For some perspective on the post-financial crisis rally, today's chart illustrates how much of the downturn that occurred as a result of the financial crisis has been retraced by several major international stock market indices.
For example, the S&P 500 peaked at 1,565 back in October 9, 2007 and troughed at 677 back on March 9, 2009. A recent close for the S&P 500 was in the 1,848 neighborhood -- a retracement of +132% of its financial crisis bear market decline.
As today's chart illustrates, China (Shanghai Composite), Japan (Nikkei 225), India (S&P BSE Sensex), Germany (DAX), France (CAC 40) and the U.K. (FTSE 100) are all above their financial crisis lows (i.e. above 0% on today's chart) and three of the aforementioned countries (Germany, India and the U.K.) are currently trading above their respective pre-financial crisis peak (i.e. are above +100% on today's chart).

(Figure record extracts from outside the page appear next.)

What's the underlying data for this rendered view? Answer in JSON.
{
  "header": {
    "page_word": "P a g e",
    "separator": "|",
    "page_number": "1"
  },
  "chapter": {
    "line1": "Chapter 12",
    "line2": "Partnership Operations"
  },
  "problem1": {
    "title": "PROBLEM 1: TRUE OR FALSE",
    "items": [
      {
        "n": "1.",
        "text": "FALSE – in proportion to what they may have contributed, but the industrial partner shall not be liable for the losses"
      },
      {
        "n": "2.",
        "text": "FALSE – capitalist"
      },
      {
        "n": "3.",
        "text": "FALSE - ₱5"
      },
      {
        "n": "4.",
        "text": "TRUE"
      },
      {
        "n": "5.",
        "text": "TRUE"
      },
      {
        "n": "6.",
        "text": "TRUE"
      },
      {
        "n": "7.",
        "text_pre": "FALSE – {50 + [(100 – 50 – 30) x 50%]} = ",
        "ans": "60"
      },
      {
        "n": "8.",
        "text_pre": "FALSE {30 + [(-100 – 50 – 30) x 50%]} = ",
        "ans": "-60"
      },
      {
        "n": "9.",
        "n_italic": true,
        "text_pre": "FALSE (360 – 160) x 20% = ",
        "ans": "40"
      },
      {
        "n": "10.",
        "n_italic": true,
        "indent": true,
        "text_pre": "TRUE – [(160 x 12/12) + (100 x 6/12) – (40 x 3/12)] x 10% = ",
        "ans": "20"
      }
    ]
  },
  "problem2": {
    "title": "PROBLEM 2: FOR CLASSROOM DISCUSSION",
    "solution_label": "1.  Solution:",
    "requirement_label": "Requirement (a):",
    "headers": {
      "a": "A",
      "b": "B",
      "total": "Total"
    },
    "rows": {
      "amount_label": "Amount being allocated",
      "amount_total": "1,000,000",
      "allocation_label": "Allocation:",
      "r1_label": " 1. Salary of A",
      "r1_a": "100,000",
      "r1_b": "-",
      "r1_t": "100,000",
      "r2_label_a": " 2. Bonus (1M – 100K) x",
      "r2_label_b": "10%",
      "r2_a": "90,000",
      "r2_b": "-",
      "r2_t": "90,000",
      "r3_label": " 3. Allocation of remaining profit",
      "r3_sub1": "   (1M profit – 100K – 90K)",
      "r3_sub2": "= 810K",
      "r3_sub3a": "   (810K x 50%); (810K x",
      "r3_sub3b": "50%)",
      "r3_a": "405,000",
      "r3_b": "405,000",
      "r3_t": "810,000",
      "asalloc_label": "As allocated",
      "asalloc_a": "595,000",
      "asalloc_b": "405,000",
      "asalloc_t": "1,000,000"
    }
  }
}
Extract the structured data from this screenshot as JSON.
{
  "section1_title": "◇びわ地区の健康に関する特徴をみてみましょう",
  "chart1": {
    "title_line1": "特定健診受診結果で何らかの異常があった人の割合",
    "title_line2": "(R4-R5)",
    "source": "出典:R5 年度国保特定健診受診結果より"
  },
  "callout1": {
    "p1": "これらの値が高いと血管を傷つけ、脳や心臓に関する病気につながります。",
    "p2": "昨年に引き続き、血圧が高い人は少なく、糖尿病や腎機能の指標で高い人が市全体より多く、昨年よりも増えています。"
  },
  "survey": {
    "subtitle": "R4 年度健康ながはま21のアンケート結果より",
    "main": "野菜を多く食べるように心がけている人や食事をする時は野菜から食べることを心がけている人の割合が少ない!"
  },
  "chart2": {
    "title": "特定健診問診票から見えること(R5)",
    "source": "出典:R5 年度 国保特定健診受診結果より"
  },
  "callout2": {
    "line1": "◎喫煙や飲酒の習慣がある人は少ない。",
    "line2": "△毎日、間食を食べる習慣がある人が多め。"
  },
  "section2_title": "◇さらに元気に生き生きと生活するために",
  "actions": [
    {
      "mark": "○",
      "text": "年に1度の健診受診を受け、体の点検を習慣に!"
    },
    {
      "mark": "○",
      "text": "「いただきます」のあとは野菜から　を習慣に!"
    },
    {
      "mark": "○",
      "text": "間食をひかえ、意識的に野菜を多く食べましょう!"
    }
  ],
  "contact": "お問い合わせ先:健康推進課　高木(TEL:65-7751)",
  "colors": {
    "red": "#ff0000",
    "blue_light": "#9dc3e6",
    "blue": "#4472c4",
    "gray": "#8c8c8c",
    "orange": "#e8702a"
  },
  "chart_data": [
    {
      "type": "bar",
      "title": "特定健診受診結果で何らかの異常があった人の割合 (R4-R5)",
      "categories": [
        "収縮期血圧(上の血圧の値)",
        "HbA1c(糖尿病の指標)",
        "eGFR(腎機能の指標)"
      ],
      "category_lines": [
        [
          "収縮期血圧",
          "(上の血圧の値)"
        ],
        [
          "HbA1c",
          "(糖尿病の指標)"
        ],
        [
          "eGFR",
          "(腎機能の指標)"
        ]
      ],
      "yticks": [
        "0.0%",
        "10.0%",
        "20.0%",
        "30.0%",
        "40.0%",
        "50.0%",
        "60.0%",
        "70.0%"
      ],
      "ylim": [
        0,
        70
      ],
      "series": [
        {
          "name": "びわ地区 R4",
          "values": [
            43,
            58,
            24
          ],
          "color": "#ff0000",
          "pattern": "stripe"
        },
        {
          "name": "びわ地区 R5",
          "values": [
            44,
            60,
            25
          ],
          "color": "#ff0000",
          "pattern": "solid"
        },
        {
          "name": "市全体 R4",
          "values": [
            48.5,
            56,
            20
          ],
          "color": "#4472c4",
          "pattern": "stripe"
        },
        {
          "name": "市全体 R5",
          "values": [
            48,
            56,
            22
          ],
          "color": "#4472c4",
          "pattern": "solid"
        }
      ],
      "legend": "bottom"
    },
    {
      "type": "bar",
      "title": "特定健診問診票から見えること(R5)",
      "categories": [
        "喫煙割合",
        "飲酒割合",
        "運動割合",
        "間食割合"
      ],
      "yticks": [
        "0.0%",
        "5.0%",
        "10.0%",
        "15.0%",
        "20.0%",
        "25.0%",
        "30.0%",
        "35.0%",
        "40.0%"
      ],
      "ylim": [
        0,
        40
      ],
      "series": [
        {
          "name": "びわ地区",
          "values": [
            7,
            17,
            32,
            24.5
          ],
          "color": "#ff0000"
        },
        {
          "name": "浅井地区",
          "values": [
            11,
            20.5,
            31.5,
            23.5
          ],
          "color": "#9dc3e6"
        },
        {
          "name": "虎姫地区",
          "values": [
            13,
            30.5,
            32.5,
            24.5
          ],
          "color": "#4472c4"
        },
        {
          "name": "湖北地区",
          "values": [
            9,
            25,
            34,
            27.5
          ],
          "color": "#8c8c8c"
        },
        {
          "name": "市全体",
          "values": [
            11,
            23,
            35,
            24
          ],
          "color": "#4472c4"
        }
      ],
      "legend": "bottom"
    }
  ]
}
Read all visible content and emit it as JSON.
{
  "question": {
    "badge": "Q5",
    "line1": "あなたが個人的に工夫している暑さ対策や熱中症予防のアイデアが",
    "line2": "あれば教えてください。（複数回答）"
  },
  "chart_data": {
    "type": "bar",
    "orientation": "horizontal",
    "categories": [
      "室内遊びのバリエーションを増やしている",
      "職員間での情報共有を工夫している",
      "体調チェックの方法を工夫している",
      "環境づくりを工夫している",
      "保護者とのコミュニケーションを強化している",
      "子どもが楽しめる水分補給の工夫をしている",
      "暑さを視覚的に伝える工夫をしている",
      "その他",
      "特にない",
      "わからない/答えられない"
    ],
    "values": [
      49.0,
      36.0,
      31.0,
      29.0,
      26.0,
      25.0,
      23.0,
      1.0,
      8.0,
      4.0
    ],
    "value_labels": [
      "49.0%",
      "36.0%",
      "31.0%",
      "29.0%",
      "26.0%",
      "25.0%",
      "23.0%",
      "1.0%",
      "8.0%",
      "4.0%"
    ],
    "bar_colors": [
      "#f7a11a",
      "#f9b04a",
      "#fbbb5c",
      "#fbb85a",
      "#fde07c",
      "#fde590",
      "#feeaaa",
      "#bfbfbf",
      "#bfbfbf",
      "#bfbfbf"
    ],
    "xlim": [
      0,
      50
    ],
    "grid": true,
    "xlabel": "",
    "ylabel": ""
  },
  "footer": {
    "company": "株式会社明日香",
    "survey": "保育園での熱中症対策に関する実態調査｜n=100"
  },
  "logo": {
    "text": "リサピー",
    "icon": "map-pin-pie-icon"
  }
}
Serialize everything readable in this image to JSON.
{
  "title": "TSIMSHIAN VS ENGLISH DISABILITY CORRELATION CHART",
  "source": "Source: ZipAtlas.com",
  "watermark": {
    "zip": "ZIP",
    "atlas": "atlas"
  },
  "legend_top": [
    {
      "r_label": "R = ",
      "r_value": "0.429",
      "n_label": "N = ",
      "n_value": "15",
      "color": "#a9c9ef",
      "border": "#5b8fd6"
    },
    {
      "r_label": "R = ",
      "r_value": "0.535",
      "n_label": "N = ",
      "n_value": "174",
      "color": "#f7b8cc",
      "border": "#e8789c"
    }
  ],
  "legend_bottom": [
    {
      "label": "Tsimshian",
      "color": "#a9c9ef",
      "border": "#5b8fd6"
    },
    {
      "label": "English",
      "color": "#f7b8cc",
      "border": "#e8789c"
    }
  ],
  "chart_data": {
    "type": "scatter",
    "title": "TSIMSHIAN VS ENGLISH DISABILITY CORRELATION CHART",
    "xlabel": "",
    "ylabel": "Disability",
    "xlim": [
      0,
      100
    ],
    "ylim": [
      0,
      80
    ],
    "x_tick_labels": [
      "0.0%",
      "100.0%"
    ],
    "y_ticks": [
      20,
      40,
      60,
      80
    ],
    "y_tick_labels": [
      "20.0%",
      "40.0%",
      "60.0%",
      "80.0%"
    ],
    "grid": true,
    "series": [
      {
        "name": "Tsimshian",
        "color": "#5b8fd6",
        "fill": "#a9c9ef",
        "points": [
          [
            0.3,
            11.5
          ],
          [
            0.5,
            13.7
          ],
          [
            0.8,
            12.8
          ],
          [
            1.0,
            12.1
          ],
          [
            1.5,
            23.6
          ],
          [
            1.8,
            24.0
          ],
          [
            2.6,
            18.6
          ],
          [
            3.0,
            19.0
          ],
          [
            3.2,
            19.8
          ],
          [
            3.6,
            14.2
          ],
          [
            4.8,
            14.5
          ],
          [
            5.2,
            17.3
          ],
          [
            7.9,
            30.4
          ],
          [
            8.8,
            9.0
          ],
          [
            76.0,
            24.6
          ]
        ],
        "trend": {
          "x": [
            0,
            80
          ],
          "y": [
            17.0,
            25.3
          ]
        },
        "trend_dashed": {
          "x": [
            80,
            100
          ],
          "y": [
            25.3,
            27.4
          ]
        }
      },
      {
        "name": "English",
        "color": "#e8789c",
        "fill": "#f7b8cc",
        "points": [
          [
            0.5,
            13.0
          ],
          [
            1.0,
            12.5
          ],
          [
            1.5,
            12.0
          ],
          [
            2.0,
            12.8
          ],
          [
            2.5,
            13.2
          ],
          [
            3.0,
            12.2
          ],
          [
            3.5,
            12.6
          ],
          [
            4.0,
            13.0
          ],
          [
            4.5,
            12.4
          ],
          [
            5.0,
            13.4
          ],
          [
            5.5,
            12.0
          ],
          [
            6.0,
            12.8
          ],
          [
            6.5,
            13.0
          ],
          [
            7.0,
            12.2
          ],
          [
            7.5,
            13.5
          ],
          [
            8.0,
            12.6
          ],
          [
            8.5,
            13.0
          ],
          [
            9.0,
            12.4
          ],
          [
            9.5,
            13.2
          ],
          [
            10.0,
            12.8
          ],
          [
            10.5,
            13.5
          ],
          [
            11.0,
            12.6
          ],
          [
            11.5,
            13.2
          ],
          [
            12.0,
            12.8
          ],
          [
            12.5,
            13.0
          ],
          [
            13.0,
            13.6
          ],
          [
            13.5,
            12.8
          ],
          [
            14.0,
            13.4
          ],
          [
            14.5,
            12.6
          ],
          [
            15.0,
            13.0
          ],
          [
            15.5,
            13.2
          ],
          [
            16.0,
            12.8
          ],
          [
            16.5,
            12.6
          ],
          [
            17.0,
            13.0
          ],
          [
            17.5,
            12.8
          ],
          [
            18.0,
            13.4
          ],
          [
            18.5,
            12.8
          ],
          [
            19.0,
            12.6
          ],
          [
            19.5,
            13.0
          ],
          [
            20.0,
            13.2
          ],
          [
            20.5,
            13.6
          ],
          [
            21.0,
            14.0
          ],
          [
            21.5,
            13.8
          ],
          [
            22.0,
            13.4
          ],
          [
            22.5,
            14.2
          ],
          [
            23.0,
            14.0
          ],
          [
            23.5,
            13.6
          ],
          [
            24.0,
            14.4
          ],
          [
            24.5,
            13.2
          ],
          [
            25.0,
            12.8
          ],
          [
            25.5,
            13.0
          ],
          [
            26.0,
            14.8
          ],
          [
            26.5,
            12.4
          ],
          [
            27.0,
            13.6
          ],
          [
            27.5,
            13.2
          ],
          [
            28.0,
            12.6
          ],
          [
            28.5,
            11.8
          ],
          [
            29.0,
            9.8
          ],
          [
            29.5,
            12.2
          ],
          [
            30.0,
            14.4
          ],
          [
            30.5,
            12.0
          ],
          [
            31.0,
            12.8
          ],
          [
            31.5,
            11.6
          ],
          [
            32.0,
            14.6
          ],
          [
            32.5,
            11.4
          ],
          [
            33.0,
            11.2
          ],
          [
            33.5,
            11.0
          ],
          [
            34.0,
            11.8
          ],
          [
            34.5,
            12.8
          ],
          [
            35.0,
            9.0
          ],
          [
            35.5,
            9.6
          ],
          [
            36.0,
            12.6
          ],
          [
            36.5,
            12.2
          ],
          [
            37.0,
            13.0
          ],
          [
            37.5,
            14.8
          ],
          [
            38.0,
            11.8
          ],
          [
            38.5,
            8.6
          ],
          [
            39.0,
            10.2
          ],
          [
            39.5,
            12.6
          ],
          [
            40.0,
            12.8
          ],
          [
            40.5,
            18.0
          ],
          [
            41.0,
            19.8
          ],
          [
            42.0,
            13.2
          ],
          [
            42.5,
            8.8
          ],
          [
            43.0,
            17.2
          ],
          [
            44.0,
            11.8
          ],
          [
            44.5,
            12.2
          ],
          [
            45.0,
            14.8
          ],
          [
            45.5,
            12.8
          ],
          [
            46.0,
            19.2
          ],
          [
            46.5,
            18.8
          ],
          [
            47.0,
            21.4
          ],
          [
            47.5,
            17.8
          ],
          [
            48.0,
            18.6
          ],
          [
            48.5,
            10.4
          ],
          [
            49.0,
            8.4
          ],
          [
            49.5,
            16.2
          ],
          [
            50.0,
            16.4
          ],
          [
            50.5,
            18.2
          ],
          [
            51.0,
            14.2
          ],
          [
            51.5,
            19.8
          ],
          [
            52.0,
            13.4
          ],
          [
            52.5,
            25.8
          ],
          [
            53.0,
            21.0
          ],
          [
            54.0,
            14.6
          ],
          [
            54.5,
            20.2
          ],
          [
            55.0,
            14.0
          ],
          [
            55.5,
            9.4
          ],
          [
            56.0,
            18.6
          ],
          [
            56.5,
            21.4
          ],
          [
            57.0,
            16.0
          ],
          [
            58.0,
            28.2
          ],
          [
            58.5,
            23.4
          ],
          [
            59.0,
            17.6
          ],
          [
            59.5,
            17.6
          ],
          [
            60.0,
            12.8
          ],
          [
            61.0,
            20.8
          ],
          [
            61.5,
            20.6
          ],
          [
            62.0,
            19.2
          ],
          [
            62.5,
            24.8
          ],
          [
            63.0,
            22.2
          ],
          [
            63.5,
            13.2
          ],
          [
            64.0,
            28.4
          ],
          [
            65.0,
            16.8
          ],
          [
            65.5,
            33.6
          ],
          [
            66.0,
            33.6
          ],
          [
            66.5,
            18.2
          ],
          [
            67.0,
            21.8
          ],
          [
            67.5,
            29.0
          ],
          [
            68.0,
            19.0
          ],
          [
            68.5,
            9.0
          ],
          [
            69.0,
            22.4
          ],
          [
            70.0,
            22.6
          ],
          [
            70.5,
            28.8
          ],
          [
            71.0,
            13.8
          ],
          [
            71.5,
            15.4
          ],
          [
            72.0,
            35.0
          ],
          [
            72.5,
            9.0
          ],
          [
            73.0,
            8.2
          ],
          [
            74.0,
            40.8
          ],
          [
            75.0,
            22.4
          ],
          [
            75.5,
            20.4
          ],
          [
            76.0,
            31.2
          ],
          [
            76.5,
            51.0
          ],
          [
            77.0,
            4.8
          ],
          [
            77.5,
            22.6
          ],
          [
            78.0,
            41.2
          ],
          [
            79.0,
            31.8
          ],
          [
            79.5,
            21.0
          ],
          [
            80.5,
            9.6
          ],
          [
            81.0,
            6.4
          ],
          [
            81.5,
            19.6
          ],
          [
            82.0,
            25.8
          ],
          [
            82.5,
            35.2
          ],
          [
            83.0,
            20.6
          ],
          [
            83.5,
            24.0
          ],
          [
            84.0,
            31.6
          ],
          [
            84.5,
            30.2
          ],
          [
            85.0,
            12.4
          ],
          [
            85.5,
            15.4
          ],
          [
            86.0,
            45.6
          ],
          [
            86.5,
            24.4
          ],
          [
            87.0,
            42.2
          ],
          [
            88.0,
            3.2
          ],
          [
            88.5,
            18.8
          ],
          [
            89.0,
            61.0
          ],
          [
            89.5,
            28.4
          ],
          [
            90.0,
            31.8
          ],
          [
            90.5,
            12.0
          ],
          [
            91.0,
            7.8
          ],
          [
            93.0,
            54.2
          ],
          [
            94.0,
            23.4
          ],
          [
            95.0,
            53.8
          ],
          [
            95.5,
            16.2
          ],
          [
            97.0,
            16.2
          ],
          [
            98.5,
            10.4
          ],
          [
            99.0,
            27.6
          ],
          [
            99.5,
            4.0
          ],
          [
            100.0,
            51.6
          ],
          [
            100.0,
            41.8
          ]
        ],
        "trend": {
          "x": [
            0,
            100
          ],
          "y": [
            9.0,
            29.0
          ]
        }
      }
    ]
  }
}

It is interesting to note that the U.S. (epicenter of the financial crisis) has outperformed the other major stock market indices (* keep in mind that the German DAX is unique in that it includes for the reinvestment of dividends) while China has lagged to the point where it only trades +9.3% above its financial crisis lows -- not that impressive of a performance considering that the financial crisis occurred well over four years ago.